Entre los pasillos decorados, María Ordóñez, con 35 años de tradición en estas ventas, recibe a sus clientes con una mezcla de nostalgia y esperanza. “Estamos esperando a ver si hay más ventas, porque con las empresas grandes todos se van para allá. Ya se olvidan del mercado”, lamenta. Asegura que, aunque ellos venden más barato y traen mercancía desde la Ciudad de México, las ventas han caído hasta 70 por ciento.
A unos puestos de distancia, Nairobi Peña, quien ayuda a su madre desde hace dos décadas en esta temporada, comparte el mismo sentir: “Está muy baja la venta… la competencia es fuerte”. Aunque su familia viaja para traer productos económicos, admite que “ni así se ve barato frente a las grandes tiendas”.
Pero no todo es desencanto.
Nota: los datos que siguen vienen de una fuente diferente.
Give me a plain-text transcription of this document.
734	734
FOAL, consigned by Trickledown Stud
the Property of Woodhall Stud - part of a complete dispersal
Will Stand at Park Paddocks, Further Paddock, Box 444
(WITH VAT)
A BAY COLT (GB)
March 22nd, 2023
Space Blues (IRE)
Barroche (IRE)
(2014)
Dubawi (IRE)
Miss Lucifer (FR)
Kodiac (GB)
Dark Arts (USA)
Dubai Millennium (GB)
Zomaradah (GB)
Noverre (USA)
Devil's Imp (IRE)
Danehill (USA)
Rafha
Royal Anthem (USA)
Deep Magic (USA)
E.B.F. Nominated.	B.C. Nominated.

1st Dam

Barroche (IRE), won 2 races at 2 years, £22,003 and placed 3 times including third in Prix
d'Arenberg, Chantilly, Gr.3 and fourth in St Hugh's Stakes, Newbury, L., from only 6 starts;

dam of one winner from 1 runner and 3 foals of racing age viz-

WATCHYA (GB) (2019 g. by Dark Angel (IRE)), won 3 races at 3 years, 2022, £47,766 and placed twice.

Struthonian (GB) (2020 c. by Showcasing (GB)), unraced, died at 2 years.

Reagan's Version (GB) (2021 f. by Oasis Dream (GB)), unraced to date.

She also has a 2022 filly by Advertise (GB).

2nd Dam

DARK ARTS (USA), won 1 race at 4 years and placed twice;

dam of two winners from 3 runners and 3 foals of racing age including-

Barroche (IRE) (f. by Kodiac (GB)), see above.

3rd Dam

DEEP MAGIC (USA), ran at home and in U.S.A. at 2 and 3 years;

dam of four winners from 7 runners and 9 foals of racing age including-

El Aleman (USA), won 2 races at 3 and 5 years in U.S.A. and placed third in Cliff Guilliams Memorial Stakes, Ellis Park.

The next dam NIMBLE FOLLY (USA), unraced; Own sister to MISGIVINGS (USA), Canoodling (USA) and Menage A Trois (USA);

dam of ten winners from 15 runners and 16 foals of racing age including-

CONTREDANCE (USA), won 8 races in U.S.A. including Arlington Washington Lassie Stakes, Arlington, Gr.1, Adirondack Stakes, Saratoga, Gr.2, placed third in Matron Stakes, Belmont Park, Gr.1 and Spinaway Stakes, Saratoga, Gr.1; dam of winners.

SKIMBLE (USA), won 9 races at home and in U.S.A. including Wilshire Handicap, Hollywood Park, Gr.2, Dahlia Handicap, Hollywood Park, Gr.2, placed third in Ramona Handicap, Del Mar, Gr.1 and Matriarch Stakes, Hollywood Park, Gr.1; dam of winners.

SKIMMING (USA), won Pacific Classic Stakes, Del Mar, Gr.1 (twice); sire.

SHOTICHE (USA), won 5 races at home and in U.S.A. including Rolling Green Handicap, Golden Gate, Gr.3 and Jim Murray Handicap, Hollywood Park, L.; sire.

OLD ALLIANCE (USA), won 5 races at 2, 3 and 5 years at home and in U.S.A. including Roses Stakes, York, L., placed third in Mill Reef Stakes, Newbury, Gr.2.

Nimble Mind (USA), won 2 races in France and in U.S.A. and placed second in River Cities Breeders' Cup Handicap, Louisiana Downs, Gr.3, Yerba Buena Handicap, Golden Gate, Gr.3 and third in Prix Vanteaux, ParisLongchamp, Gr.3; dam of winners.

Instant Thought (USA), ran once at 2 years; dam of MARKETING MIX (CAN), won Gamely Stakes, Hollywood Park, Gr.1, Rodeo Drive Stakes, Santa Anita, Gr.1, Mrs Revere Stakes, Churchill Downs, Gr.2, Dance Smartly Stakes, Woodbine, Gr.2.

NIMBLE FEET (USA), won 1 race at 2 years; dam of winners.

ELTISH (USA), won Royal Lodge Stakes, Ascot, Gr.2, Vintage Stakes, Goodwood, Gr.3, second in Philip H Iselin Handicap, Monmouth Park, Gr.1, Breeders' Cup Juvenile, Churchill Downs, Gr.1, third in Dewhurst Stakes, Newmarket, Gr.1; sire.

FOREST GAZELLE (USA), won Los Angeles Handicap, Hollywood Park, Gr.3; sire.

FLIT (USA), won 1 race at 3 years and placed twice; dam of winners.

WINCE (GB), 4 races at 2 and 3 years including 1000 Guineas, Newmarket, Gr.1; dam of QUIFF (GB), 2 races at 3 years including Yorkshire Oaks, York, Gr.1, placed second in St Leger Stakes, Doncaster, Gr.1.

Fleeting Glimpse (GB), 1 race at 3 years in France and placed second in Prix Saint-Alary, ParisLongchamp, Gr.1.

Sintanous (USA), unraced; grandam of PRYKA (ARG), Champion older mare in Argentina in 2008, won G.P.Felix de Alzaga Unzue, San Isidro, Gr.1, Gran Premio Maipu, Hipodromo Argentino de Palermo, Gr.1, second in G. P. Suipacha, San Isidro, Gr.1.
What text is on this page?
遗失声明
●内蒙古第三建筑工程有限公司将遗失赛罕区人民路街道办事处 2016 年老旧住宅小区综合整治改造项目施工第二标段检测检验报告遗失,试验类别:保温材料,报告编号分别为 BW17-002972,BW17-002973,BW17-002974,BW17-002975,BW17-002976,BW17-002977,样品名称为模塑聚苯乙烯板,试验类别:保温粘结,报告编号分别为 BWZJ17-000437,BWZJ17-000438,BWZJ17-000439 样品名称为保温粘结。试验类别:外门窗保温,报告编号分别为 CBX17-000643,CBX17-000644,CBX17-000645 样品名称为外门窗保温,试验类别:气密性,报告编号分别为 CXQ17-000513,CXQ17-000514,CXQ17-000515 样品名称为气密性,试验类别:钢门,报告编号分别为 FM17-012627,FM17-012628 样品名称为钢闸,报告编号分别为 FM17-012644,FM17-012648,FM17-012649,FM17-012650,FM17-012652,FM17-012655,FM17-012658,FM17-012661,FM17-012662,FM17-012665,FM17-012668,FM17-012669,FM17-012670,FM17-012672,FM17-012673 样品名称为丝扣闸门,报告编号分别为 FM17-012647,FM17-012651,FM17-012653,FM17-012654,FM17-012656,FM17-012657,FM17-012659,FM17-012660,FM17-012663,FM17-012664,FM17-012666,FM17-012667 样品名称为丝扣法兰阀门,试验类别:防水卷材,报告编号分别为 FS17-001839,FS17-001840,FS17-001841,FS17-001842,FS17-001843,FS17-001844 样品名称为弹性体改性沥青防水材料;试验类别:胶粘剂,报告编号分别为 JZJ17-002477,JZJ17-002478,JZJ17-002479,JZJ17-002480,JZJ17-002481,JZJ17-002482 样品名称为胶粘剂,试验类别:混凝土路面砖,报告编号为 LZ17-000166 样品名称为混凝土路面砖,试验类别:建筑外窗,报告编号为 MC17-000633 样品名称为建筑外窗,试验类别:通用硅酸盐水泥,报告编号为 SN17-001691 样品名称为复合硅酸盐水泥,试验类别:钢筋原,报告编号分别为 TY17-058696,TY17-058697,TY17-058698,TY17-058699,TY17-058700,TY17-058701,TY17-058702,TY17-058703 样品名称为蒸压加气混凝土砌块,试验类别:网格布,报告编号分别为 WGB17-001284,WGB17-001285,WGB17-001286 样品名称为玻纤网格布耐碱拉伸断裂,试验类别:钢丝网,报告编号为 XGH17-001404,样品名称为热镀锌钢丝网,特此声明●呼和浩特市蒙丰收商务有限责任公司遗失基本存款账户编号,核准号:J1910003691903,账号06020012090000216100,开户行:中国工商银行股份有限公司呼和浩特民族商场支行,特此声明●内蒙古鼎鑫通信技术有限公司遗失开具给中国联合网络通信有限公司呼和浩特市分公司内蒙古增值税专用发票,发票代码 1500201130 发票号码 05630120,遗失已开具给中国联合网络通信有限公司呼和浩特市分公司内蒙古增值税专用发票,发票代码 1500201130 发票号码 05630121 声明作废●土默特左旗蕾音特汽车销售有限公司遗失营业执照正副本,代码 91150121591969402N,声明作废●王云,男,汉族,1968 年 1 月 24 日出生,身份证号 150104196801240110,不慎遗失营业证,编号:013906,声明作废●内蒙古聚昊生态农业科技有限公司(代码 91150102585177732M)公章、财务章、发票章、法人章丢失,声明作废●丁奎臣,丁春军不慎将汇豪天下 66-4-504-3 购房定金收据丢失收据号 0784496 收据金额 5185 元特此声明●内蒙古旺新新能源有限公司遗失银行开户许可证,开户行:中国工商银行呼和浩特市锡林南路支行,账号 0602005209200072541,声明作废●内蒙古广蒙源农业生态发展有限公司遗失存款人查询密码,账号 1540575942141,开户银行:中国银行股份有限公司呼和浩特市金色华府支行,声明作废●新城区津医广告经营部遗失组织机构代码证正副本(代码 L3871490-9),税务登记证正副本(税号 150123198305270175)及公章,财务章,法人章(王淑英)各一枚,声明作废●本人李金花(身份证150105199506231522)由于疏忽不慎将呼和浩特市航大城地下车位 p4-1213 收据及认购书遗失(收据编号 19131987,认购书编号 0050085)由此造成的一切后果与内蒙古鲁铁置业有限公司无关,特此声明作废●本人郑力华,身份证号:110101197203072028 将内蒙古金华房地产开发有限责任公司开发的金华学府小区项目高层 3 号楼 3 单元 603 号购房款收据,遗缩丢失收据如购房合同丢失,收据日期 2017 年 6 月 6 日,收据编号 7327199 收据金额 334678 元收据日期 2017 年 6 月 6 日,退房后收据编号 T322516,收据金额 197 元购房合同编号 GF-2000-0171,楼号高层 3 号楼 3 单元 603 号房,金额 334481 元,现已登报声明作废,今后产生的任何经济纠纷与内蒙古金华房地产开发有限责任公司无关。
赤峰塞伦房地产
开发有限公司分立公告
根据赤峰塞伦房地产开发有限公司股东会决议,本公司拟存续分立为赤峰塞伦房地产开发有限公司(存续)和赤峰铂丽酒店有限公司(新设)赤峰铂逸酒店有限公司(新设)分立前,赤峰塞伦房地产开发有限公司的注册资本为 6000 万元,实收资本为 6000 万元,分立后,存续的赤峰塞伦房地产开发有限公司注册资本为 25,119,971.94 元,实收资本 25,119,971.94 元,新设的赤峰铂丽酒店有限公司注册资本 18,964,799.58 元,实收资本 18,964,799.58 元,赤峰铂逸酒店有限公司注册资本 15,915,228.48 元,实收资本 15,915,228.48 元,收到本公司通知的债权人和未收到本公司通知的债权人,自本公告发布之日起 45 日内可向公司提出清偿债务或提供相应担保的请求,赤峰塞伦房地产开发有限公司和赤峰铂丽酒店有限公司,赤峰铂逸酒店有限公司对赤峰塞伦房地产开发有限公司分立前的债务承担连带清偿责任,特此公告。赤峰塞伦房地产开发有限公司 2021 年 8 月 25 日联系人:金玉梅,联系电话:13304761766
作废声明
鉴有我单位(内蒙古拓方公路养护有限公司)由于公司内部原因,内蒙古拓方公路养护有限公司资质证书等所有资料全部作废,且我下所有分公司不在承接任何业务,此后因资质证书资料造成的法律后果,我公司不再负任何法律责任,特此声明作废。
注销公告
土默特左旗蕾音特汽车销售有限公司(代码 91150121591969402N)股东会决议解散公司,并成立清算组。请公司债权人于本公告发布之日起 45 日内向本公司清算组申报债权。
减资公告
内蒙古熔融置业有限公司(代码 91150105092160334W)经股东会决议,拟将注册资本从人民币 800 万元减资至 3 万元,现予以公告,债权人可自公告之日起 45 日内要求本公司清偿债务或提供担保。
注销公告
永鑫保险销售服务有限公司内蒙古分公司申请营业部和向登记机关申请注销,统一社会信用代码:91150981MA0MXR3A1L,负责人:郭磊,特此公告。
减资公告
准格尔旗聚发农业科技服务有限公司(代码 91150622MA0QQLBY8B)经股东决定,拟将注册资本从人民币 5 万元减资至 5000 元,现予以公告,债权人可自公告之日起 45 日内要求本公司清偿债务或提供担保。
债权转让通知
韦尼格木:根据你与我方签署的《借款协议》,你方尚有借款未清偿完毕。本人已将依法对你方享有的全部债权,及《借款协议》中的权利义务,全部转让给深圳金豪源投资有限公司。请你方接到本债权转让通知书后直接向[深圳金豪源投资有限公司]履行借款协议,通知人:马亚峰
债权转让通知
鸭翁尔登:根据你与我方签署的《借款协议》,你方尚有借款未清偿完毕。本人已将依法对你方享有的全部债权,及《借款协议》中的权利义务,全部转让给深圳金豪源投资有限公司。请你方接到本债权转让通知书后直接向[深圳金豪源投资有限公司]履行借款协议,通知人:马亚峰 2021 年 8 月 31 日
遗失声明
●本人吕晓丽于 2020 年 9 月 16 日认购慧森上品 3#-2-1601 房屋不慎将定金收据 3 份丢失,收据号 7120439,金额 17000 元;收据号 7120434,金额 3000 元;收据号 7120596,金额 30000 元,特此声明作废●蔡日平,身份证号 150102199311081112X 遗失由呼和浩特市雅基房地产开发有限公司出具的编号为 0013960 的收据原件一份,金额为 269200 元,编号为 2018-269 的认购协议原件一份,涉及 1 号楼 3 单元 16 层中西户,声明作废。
Los pasillos aún reciben a compradores fieles, como Valeria, quien llegó buscando regalos para intercambios: “Sí, aquí está más barato que en los supermercados”. Lo mismo opina Wilmer, que compró un arbolito para su casa: “Siempre es más económico venir al mercado”.
Los comerciantes permanecerán instalados hasta el 10 de enero, aferrados a la esperanza de que el espíritu navideño, las posadas y los intercambios de última hora ayuden a levantar las ventas, porque en el Pedro Sáinz de Baranda más que adornos, se vende tradición, esfuerzo y calidez que solo un mercado vivo puede ofrecer en diciembre.